I'm connecting to a MySQL db from Python 3.5 and querying for some VARCHAR values that contain unicode characters. The behavior seems to have changed when we switched from Python 2.7 to 3.x.
When connecting, I specify charset "utf8" and use_unicode "True". This yields query results that are string objects, but with the wrong unicode characters.
HOWEVER! I can simulate the old behavior by setting use_unicode to "False" and then calling "decode('utf-8')" on the byte sequences returned by the query.
Also, when I connect via the command line client and select values manually, the results are the same "mangled" values the Python script generates when use_unicode is set to "True".
As an example, here's a "correct" value that I get when use_unicode is False and I decode the byte sequence myself in Python:
Hēroïne
...and here is the string object I get back when use_unicode is True:
HÄroïne
Any thoughts?
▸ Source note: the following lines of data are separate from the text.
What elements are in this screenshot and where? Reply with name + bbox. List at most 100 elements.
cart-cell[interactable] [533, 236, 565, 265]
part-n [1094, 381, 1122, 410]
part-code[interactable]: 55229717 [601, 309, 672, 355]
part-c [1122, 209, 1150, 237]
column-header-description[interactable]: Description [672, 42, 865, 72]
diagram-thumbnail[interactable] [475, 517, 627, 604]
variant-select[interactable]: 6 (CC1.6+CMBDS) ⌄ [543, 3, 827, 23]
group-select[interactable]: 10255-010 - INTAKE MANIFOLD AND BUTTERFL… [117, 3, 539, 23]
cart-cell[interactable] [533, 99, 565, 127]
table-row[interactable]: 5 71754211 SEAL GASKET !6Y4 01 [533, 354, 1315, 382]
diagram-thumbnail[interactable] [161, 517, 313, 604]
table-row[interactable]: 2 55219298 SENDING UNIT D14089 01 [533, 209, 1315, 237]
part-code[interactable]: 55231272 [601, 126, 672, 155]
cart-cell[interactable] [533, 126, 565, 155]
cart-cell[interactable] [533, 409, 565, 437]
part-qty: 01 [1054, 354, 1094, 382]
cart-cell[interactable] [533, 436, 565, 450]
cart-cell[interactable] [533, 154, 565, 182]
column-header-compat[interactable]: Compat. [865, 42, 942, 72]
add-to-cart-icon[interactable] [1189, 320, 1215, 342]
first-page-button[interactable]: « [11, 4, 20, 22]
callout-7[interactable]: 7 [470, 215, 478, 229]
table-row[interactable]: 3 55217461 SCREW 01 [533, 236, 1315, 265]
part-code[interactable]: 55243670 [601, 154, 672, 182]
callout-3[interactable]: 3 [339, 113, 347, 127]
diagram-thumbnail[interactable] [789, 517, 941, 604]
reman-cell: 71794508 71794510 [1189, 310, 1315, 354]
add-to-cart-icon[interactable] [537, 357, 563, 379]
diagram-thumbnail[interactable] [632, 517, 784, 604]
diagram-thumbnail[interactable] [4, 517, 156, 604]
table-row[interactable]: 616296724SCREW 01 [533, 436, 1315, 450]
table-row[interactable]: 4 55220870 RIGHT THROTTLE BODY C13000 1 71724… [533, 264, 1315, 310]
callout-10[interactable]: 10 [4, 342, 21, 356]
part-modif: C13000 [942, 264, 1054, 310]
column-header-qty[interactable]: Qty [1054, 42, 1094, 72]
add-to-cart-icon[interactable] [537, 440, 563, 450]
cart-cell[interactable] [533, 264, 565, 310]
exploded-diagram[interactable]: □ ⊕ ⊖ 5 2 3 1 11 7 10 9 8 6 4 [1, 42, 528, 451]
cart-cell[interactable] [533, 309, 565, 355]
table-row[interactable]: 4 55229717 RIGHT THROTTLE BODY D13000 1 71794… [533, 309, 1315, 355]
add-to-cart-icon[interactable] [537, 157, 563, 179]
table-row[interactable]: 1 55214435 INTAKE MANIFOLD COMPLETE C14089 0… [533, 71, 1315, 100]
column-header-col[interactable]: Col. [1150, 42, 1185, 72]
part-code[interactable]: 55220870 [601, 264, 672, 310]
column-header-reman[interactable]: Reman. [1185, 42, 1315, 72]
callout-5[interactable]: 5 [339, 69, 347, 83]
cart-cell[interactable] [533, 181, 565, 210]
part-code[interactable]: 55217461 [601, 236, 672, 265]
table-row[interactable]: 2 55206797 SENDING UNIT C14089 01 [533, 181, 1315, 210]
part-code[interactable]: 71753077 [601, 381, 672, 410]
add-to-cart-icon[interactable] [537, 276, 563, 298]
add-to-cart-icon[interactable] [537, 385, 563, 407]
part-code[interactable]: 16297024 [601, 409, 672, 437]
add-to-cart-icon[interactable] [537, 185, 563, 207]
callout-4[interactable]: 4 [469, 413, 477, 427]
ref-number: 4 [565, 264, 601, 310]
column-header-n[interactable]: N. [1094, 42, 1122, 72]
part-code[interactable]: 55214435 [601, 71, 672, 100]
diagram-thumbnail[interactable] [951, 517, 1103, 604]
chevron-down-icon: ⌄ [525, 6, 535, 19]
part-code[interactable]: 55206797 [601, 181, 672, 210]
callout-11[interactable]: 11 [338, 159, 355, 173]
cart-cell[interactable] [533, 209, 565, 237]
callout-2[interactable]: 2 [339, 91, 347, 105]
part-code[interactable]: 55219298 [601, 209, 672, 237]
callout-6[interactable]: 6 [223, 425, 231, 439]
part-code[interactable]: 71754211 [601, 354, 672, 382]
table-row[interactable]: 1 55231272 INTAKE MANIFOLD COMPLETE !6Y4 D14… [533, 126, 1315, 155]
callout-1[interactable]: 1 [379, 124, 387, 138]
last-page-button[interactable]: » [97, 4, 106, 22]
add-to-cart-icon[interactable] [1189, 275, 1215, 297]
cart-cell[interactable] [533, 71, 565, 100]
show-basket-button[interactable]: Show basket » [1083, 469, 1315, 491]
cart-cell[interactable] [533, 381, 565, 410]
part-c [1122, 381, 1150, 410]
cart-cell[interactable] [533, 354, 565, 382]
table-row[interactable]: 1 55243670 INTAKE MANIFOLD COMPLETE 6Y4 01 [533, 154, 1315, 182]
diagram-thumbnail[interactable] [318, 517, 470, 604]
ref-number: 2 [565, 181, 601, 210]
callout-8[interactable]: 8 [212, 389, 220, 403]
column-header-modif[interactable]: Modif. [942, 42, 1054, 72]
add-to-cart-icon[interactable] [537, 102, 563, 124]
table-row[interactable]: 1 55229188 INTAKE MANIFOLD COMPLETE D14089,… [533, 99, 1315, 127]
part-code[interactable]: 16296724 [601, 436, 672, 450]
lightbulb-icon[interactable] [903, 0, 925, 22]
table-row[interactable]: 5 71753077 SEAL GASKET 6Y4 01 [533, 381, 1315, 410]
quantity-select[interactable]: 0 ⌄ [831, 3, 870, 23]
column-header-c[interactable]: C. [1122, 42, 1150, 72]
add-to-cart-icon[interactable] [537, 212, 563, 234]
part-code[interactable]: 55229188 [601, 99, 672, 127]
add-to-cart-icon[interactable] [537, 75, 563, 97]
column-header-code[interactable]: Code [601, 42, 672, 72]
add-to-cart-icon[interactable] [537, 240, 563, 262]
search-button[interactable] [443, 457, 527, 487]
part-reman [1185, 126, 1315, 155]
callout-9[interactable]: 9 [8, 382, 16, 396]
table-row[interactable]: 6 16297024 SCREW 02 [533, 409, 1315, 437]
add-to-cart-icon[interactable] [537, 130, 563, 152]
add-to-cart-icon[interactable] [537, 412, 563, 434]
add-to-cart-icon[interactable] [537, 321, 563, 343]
Or direction where I should start looking?
EDITED TO ADD:
I can get the command line client to display the values correctly by setting character_set_results to "latin1". When character_set_results is "utf8" I get the mangled version. This is weird, though, because the table and column I'm querying are both configured to use "utf8" as their character set. The database itself, however, looks like it's latin1:
mysql> show variables like 'character_set%';
+--------------------------+-------------------------------------------+
| Variable_name | Value |
+--------------------------+-------------------------------------------+
| character_set_client | utf8 |
| character_set_connection | utf8 |
| character_set_database | latin1 |
| character_set_filesystem | binary |
| character_set_results | latin1 |
| character_set_server | latin1 |
| character_set_system | utf8 |
| character_sets_dir | /rdsdbbin/mysql-5.6.41.R4/share/charsets/ |
+--------------------------+-------------------------------------------+
8 rows in set (0.04 sec)
mysql> select title from site where title like 'Maison H%';
+------------------+
| title |
+------------------+
| Maison Hēroïne |
+------------------+
1 row in set (0.21 sec)
mysql> show create table site;
| site | CREATE TABLE `site` (
...
`title` varchar(255) CHARACTER SET utf8 NOT NULL DEFAULT '',
...
) ENGINE=InnoDB AUTO_INCREMENT=524892 DEFAULT CHARSET=utf8 COLLATE=utf8_bin |